Sun Sentinel Palm Beach Edition

Lincoln Project’s ads aimed at Trump

- By Anthony Man

The Lincoln Project, which spent much of the year trolling President Donald Trump with TV ads aimed directly at him, is deploying the tactic in South Florida.

Starting Wednesday, if Trump turns on the TV at the two locations where he’s spent time since Dec. 23 — his Mar-a-Lago Club in Palm Beach or the Trump Internatio­nal Golf Course in West Palm Beach — there’s a chance he’ll see the Lincoln Project’s latest.

The ad buying and tracking firm Medium reported that Lincoln Project has bought TV time in the West Palm Beach market from Wednesday through Jan. 5. Trump is scheduled to be in the area until Jan. 3.

A major pillar of the The Lincoln Project’s 2020 strategy was aiming to torment an audience of one — Trump — through advertisin­g on cable shows he’s sure to watch on channels such as Fox News. That’s the aim of the latest effort, which

seeks to drive a wedge between Trump and Vice President Mike Pence, who will preside over the Jan. 6 joint session of Congress at which the electoral votes making Joe Biden the next president will be counted.

Ryan Wiggins, the Lincoln Project’s senior communicat­ions adviser, said the organizati­on would spend about $150,000 to air the spot, entitled “Pence,” on broadcast TV stations in the West Palm Beach market and on Fox News Channel.

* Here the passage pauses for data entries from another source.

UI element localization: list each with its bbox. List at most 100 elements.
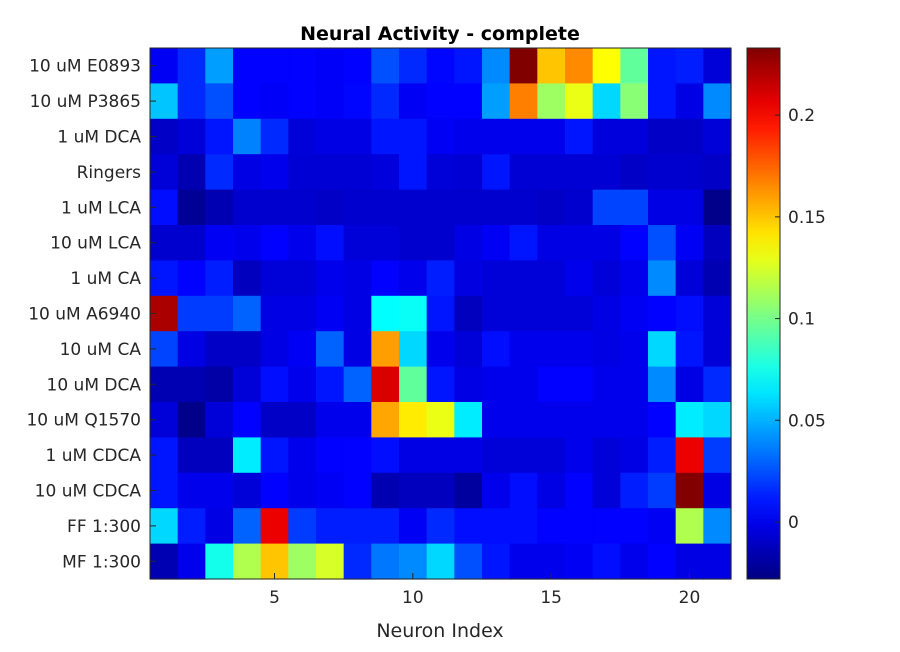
- heatmap-cell: [620, 189, 649, 226]
- heatmap-cell: [592, 225, 621, 261]
- heatmap-cell: [260, 331, 289, 368]
- heatmap-cell: [233, 472, 262, 509]
- x-axis-label: Neuron Index: [376, 620, 503, 642]
- heatmap-cell: [565, 543, 594, 580]
- heatmap-cell: [177, 331, 206, 368]
- heatmap-cell: [482, 366, 511, 403]
- heatmap-cell: [620, 402, 649, 438]
- heatmap-cell: [343, 366, 372, 403]
- heatmap-cell: [177, 48, 206, 84]
- heatmap-cell: [454, 83, 483, 120]
- heatmap-cell: [482, 118, 511, 155]
- heatmap-cell: [454, 402, 483, 438]
- heatmap-cell: [371, 154, 400, 191]
- heatmap-cell: [482, 189, 511, 226]
- heatmap-cell: [648, 508, 677, 545]
- heatmap-cell: [426, 189, 455, 226]
- heatmap-cell: [177, 225, 206, 261]
- row-labels: 10 uM E0893 10 uM P3865 1 uM DCA Ringers 1 u…: [26, 57, 156, 572]
- heatmap-cell: [260, 437, 289, 474]
- heatmap-cell: [233, 225, 262, 261]
- heatmap-cell: [592, 118, 621, 155]
- heatmap-cell: [620, 83, 649, 120]
- heatmap-cell: [565, 331, 594, 368]
- heatmap-cell: [233, 543, 262, 580]
- heatmap-cell: [454, 472, 483, 509]
- heatmap-cell: [509, 331, 538, 368]
- heatmap-cell: [565, 437, 594, 474]
- heatmap-cell: [537, 154, 566, 191]
- heatmap-cell: [260, 154, 289, 191]
- heatmap-cell: [399, 260, 428, 297]
- colorbar: [746, 47, 781, 580]
- row-label: 10 uM LCA: [50, 234, 141, 254]
- heatmap-cell: [620, 225, 649, 261]
- heatmap-cell: [426, 437, 455, 474]
- heatmap-cell: [371, 48, 400, 84]
- heatmap-cell: [343, 225, 372, 261]
- heatmap-cell: [399, 402, 428, 438]
- heatmap-cell: [703, 260, 732, 297]
- heatmap-cell: [592, 472, 621, 509]
- heatmap-cell: [426, 472, 455, 509]
- heatmap-cell: [288, 154, 317, 191]
- heatmap-cell: [288, 437, 317, 474]
- heatmap-cell: [565, 189, 594, 226]
- heatmap-cell: [648, 118, 677, 155]
- heatmap-cell: [177, 437, 206, 474]
- heatmap-cell: [316, 366, 345, 403]
- heatmap-cell: [565, 154, 594, 191]
- heatmap-cell: [537, 437, 566, 474]
- heatmap-cell: [260, 83, 289, 120]
- heatmap-cell: [648, 48, 677, 84]
- heatmap-cell: [703, 295, 732, 332]
- heatmap-cell: [454, 154, 483, 191]
- heatmap-cell: [565, 472, 594, 509]
- heatmap-cell: [482, 437, 511, 474]
- heatmap-cell: [399, 508, 428, 545]
- row-label: 10 uM CA: [60, 340, 142, 360]
- heatmap-cell: [288, 402, 317, 438]
- heatmap-cell: [703, 189, 732, 226]
- heatmap-cell: [343, 189, 372, 226]
- heatmap-cell: [454, 331, 483, 368]
- heatmap-cell: [343, 260, 372, 297]
- heatmap-cell: [509, 48, 538, 84]
- heatmap-cell: [316, 154, 345, 191]
- heatmap-cell: [177, 260, 206, 297]
- colorbar-ticks: 0 0.05 0.1 0.15 0.2: [775, 106, 826, 533]
- heatmap-cell: [675, 83, 704, 120]
- heatmap-cell: [177, 508, 206, 545]
- heatmap-cell: [177, 366, 206, 403]
- heatmap-cell: [233, 437, 262, 474]
- heatmap-cell: [565, 118, 594, 155]
- heatmap-cell: [371, 260, 400, 297]
- heatmap-cell: [205, 331, 234, 368]
- heatmap-cell: [703, 154, 732, 191]
- heatmap-cell: [205, 260, 234, 297]
- heatmap-cell: [703, 508, 732, 545]
- heatmap-cells: [150, 48, 732, 580]
- heatmap-cell: [371, 366, 400, 403]
- heatmap-cell: [482, 543, 511, 580]
- row-label: 10 uM Q1570: [26, 411, 141, 431]
- heatmap-cell: [288, 225, 317, 261]
- heatmap-cell: [648, 225, 677, 261]
- heatmap-cell: [399, 472, 428, 509]
- heatmap-cell: [260, 508, 289, 545]
- heatmap-cell: [343, 118, 372, 155]
- heatmap-cell: [233, 48, 262, 84]
- heatmap-cell: [592, 508, 621, 545]
- heatmap-cell: [343, 295, 372, 332]
- heatmap-cell: [482, 472, 511, 509]
- heatmap-cell: [482, 83, 511, 120]
- heatmap-cell: [260, 189, 289, 226]
- heatmap-cell: [537, 48, 566, 84]
- heatmap-cell: [177, 472, 206, 509]
- heatmap-cell: [648, 83, 677, 120]
- heatmap-cell: [509, 295, 538, 332]
- row-label: MF 1:300: [62, 552, 141, 572]
- heatmap-cell: [426, 225, 455, 261]
- heatmap-cell: [454, 260, 483, 297]
- heatmap-cell: [620, 295, 649, 332]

The Lincoln Project, a super PAC formed a year ago by never-Trump Republican­s and former Republican­s, repeatedly placed election-year ads on cable TV in Washington, D.C., knowing Trump would see them — and with full knowledge that the TV audience in the nation’s capital wasn’t likely to be at all swayed by political advertisin­g. It’s also bought time when Trump was at his golf club in Bedminster, N.J.

One ad from the spring was aimed at planting seeds of doubt about Brad Parscale, at the time Trump’s campaign manager, by highlighti­ng the homes and cars Parscale acquired after moving to Fort Lauderdale while on the Trump campaign payroll.

Last week, Axios reported that Trump was bothered by the ad claiming Pence was backing away from the president. Axios said a source said Trump was “complainin­g about Pence” and brought up the ad, which “has clearly got inside Trump’s head, the source said.”

George Conway, a Lincoln Project co-founder, told New York magazine that “triggering Trump’s paranoia” was useful. “We try to trigger the chaos in Trump’s DNA.”

Rick Wilson, another Lincoln Project co-founder, told a New York magazine podcast that, “We’re working to play into Donald Trump’s whole portfolio, the constellat­ion of psychologi­cal weaknesses that Trump displays every day…. Some of the ads are for an audience of one — psychologi­cal warfare with Donald Trump.”